Перегнувшись через перегородку стойла, я сказал нашему рабу, словно все это время мы мило болтали:
— Знаешь что, Ноздря? На свете было великое множество плутов и негодяев, о которых говорится в разных сказках, историях и песнях, — персонажей, подобных Ходже Насреддину и Рейнару-Лису. Они прожили никчемные, но веселые жизни, они жили своей лисьей хитростью и каким-то образом никогда не бывали ни в чем виноваты и грешны. На их совести одни только проказы и розыгрыши. Они крали, но не у кого-нибудь, а у воров; их любовные подвиги никогда не были постыдными; эти люди пили и кутили, но никогда не напивались до бесчувствия; ну а если они начинали фехтовать, то сроду не убивали своих врагов, а лишь наносили им раны. Они добивались победы в мгновение ока, всегда были готовы посмеяться, даже на виселице, которой чудесным образом в самый последний момент избегали. Какие бы приключения с ними ни происходили, эти безрассудно смелые негодяи всегда оставались обаятельными, умными и занятными. Когда слышишь подобные истории, невольно возникает желание повстречаться с таким храбрецом, отважным и симпатичным жуликом.
— Вам это уже удалось, — сказал Ноздря.
Он моргнул своими поросячьими глазками, улыбнулся, показывая остатки зубов, и принял позу, которую сам, наверное, считал лихой.

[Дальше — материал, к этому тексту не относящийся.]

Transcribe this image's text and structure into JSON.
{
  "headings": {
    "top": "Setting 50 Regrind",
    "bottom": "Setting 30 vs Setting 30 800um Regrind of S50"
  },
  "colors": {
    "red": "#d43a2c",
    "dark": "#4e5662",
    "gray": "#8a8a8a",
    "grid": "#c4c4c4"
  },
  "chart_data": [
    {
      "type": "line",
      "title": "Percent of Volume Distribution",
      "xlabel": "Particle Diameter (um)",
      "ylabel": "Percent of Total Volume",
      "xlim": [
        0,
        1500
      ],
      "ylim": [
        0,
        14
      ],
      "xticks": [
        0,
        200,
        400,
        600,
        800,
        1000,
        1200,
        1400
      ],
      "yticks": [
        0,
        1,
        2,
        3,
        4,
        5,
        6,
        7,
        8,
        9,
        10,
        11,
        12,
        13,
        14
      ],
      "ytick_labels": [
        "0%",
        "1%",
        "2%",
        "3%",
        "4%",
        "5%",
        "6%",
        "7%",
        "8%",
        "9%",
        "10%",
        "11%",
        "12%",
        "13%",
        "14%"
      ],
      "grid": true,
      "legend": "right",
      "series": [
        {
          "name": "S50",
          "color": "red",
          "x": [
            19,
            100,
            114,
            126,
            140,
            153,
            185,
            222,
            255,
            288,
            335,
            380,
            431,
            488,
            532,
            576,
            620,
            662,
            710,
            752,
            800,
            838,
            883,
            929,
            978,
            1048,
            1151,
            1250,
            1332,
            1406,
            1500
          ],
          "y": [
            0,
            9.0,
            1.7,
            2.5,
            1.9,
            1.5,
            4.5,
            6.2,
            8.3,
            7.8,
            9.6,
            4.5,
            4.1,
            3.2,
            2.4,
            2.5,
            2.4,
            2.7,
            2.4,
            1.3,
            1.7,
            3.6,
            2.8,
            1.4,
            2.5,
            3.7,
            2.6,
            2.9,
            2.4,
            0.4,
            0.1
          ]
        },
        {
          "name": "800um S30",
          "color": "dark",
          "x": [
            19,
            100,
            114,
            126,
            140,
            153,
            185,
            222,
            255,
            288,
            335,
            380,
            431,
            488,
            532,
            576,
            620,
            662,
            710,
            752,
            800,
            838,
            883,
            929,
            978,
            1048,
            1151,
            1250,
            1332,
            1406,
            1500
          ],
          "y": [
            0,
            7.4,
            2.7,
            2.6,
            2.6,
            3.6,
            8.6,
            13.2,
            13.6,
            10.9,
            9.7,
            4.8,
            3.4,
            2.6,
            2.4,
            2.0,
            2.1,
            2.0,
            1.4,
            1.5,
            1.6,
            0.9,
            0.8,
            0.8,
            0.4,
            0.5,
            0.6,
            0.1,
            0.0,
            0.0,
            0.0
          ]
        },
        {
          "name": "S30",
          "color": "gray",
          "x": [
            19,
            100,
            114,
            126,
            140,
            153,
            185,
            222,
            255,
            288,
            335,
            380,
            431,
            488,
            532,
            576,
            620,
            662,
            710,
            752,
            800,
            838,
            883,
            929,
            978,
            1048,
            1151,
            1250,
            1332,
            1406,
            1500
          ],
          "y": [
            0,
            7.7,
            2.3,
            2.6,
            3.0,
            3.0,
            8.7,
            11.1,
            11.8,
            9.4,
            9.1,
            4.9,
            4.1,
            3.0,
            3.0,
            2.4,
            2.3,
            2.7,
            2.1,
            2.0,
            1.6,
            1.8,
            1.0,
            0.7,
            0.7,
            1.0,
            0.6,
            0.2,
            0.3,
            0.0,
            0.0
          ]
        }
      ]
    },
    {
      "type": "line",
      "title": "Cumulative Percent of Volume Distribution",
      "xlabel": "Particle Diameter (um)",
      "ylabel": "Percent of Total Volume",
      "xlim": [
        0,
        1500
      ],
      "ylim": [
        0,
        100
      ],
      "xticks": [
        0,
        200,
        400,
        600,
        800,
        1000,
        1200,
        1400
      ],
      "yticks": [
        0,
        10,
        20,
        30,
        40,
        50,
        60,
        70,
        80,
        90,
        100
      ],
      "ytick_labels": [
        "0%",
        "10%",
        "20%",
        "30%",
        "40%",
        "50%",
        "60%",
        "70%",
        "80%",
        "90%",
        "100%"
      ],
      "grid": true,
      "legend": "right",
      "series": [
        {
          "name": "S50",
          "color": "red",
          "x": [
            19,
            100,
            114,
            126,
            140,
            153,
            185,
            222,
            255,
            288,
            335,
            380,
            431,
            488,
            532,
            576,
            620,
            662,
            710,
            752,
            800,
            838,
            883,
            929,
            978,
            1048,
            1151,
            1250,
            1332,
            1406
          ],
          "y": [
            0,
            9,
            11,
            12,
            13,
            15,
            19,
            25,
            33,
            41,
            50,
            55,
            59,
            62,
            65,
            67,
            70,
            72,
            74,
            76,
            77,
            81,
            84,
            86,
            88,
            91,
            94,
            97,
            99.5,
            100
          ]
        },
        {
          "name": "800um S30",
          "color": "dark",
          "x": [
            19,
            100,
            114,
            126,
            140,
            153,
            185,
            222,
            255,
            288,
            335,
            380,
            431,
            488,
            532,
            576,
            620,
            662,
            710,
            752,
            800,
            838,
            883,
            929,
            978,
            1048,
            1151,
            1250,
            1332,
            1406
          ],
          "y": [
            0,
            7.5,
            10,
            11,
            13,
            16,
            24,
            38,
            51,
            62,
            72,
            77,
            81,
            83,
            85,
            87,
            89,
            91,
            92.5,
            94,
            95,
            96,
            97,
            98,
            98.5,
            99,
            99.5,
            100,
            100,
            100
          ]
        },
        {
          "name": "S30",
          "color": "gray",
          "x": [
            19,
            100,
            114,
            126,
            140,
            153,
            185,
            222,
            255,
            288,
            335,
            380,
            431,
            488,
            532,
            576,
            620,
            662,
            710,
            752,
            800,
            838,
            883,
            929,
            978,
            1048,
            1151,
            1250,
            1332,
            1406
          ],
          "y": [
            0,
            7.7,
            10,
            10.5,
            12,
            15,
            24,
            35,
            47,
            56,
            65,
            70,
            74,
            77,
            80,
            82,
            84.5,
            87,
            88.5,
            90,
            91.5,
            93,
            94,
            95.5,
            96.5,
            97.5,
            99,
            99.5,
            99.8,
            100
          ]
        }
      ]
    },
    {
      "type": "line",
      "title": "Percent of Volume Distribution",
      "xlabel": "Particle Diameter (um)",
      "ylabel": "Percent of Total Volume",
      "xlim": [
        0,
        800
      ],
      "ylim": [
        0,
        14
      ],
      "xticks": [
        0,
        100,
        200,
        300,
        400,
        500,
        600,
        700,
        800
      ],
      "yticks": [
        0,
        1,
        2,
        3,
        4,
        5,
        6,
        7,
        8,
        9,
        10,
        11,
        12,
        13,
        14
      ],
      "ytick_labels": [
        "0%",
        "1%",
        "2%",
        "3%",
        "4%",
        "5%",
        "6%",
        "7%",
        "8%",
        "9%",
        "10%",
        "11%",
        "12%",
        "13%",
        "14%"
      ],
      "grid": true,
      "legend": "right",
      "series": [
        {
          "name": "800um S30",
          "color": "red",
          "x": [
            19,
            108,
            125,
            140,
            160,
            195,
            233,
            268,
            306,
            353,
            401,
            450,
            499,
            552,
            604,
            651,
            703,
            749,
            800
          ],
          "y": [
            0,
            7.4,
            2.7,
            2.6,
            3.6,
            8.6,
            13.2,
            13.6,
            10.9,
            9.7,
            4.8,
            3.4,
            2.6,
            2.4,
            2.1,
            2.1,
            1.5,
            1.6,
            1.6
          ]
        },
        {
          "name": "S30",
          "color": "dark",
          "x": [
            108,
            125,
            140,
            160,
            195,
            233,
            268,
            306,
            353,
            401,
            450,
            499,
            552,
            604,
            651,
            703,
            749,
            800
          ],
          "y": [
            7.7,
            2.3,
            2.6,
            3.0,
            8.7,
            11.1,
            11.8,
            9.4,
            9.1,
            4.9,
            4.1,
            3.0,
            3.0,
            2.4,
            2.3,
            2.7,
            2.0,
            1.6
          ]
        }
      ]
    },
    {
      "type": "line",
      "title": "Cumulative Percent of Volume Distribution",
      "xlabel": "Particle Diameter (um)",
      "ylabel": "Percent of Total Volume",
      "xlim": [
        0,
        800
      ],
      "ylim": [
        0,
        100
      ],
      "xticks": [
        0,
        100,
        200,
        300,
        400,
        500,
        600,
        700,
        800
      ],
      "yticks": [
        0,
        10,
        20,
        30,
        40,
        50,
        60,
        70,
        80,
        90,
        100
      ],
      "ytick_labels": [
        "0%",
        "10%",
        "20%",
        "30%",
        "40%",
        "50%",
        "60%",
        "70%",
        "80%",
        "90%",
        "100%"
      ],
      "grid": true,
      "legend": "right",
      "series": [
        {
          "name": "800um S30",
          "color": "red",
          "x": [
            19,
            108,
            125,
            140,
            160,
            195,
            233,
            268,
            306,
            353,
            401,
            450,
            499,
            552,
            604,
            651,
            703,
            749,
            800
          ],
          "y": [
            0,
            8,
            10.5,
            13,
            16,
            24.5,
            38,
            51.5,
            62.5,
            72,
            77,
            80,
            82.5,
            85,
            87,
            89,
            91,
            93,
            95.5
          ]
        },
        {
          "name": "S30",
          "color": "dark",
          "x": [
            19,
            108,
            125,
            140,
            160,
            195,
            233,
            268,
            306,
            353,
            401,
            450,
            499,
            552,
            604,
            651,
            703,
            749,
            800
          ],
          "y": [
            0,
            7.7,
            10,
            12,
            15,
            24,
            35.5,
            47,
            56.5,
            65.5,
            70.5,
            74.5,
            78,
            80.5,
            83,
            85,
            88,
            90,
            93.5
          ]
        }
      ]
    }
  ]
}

— Ты полагаешь? Но в тебе нет ничего привлекательного и выдающегося. Если ты — типичный плут, тогда все эти истории лгут и их герои — просто свиньи. Мне глубоко отвратительны как твой внешний вид, так и привычки, у тебя просто омерзительный характер, ты безнравствен в своих наклонностях. И вполне заслуживаешь, чтобы тебя за все это сварили в котле с маслом, от которого я тебя столь опрометчиво спас.
Тут красивый незнакомец грубо засмеялся, а Ноздря засопел и пробормотал:
— Хозяин Марко, как праведный мусульманин, я возражаю против того, чтобы меня сравнивали со свиньей.
— Я надеюсь, что хоть с ней ты не будешь совокупляться, — сказал я, — хотя и сильно сомневаюсь.
— Как вы можете такое говорить, молодой хозяин. Я праведно соблюдаю Рамазан, который запрещает половые сношения между мужчиной-мусульманином и женщиной. Я должен признаться, что даже в дозволенное время мне порой бывает тяжело найти себе женщину, особенно с тех пор, как мое миловидное лицо обезобразило известное вам несчастье.
— О, только не надо преувеличивать, — возразил я. — Всегда найдется женщина, готовая пойти на риск. Я, например, знал одну славянку, которая делила ложе с чернокожим мужчиной, и видел арабку, совокуплявшуюся с настоящей обезьяной.
Ноздря надменно сказал:
— Надеюсь, вы не думаете, что я унижусь до женщины такой же уродливой, как и я сам? Ах, но мы совсем забыли про Джафара — а ведь он такой же привлекательный, как и самая хорошенькая женщина.
Я рявкнул:
— Скажи, чтобы твой привлекательный негодяй поторопился одеться и убраться отсюда, или я скормлю его верблюдам.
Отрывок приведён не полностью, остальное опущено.